I don’t care if it is p=0.03, I don’t expect to see this in a replication.

There’s a lot more data, and there could be something going on—I have no idea. I think they should do a Nosek, Spies, and Motyl and replicate the whole thing from scratch. Or someone else can do the replication.

Until then, I’m skeptical of these claims:

The findings indicate that, in a limited sense, “we are what we eat” and provide a perspective on a nutrition-driven modulation of cognition. The findings have implications for education, economics, and public policy, and emphasize that the importance of a balanced diet may extend beyond the mere physical benefits of adequate nutrition.

Or this:

In this study, we demonstrated that the macronutrient composition of food acutely influences our social decisions, showing a modulation in the dopamine precursor as the underlying mechanism.

Exploratory experimentation and analysis are fine—that’s what science is all about. Let’s just not forget that finding some statistical significant comparisons in data is not the same thing as scientifically “demonstrating” a hypothesis. Their hypothesis could well be true, or maybe not, or maybe it depends on context. Nothing special about this particular study, we just need to give such studies a modern reading.

7 thoughts on “Is the effect they found too large to believe? (the effect of breakfast macronutrients on social decisions)

  1. If I’m guessing correctly, “UG” stands for “ultimatum game”, which Wikipedia describes as “a game that has become a popular instrument of economic experiments.” I’m very skeptical that an experiment based on this game could result in findings that “have implications for education, economics, and public policy”. This sounds like making a mountain out of a molehill. (Hey — this has a great acronym: MAMOOAMH.)

    • The Ultimatum Game is just a very simple experiment designed to more carefully isolate simple social preferences from reciprocity than historically earlier games did. The even simpler Dictator Game (https://en.wikipedia.org/wiki/Dictator_game) takes this still further.
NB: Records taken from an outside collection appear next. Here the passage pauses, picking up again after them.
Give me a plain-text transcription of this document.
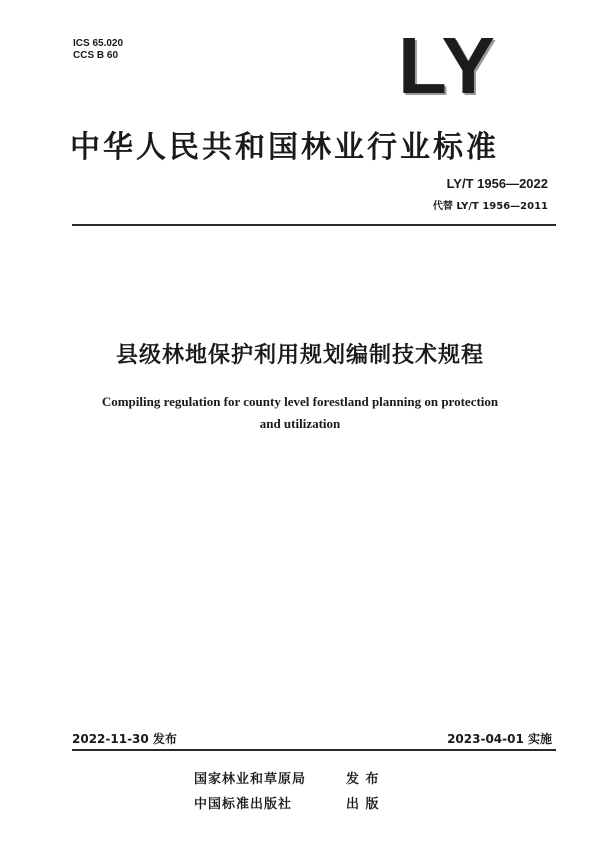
ICS 65.020
CCS B 60	LY
中华人民共和国林业行业标准
LY/T 1956—2022
代替 LY/T 1956—2011
县级林地保护利用规划编制技术规程
Compiling regulation for county level forestland planning on protection
and utilization
2022-11-30 发布	2023-04-01 实施
国家林业和草原局	发 布
中国标准出版社	出 版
      Whether you think methdologically sound estimates from experimental trials run on these kinds of games could have “have implications for education, economics, and public policy” should mostly depend on whether you think the notion of context-independent social preferences is meaningful, I think.
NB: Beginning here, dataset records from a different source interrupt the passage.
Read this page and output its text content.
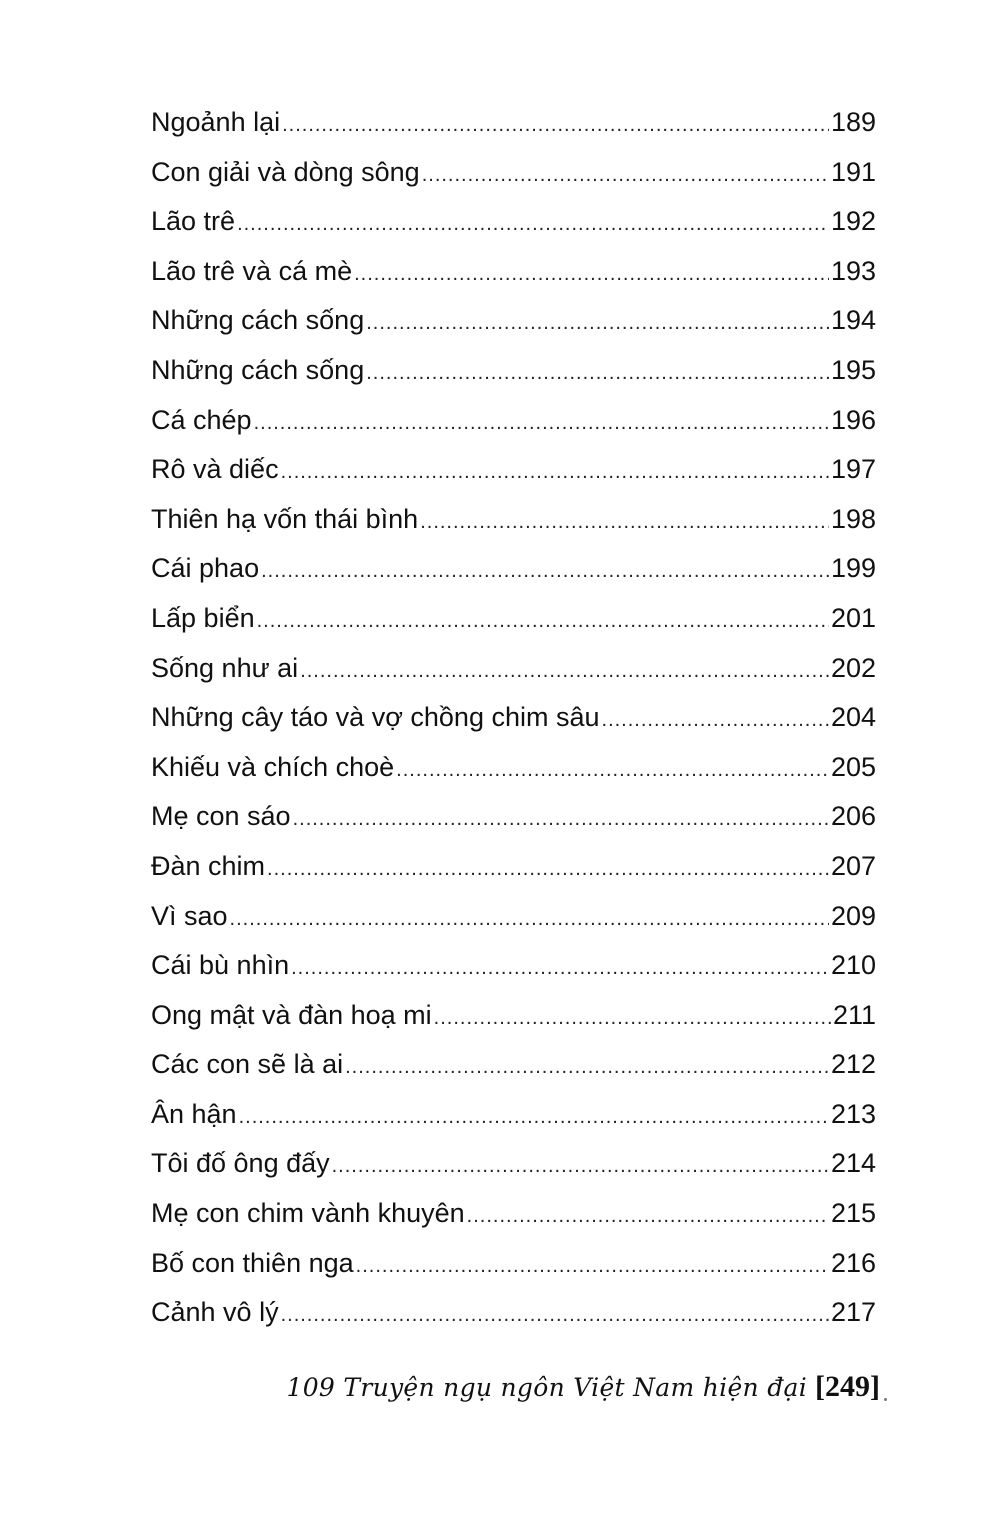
Ngoảnh lại .....	189
Con giải và dòng sông .....	191
Lão trê .....	192
Lão trê và cá mè .....	193
Những cách sống .....	194
Những cách sống .....	195
Cá chép .....	196
Rô và diếc .....	197
Thiên hạ vốn thái bình .....	198
Cái phao .....	199
Lấp biển .....	201
Sống như ai .....	202
Những cây táo và vợ chồng chim sâu .....	204
Khiếu và chích choè .....	205
Mẹ con sáo .....	206
Đàn chim .....	207
Vì sao .....	209
Cái bù nhìn .....	210
Ong mật và đàn hoạ mi .....	211
Các con sẽ là ai .....	212
Ân hận .....	213
Tôi đố ông đấy .....	214
Mẹ con chim vành khuyên .....	215
Bố con thiên nga .....	216
Cảnh vô lý .....	217
109 Truyện ngụ ngôn Việt Nam hiện đại [249]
    • MAMOOAMH indeed! I’d be suspicious that behavior in an ultimatum game says much about behavior in education, economics, and public policy even if the subjects had been randomly assigned. But in this case, it is observational, which makes causation virtually impossible. I’m sure that my behavior is affected by the doughnut I eat every morning but I’m even more sure that my daily doughnut reveals things about me that make me different from people that have healthier breakfasts (makes me wonder, is it the doughnut or the hole, to raise a mixed metaphor).

  2. “the findings have implications for education, economics, and public policy”

    they mean the findings have implications for troughers who make a living extracting money from tax payers.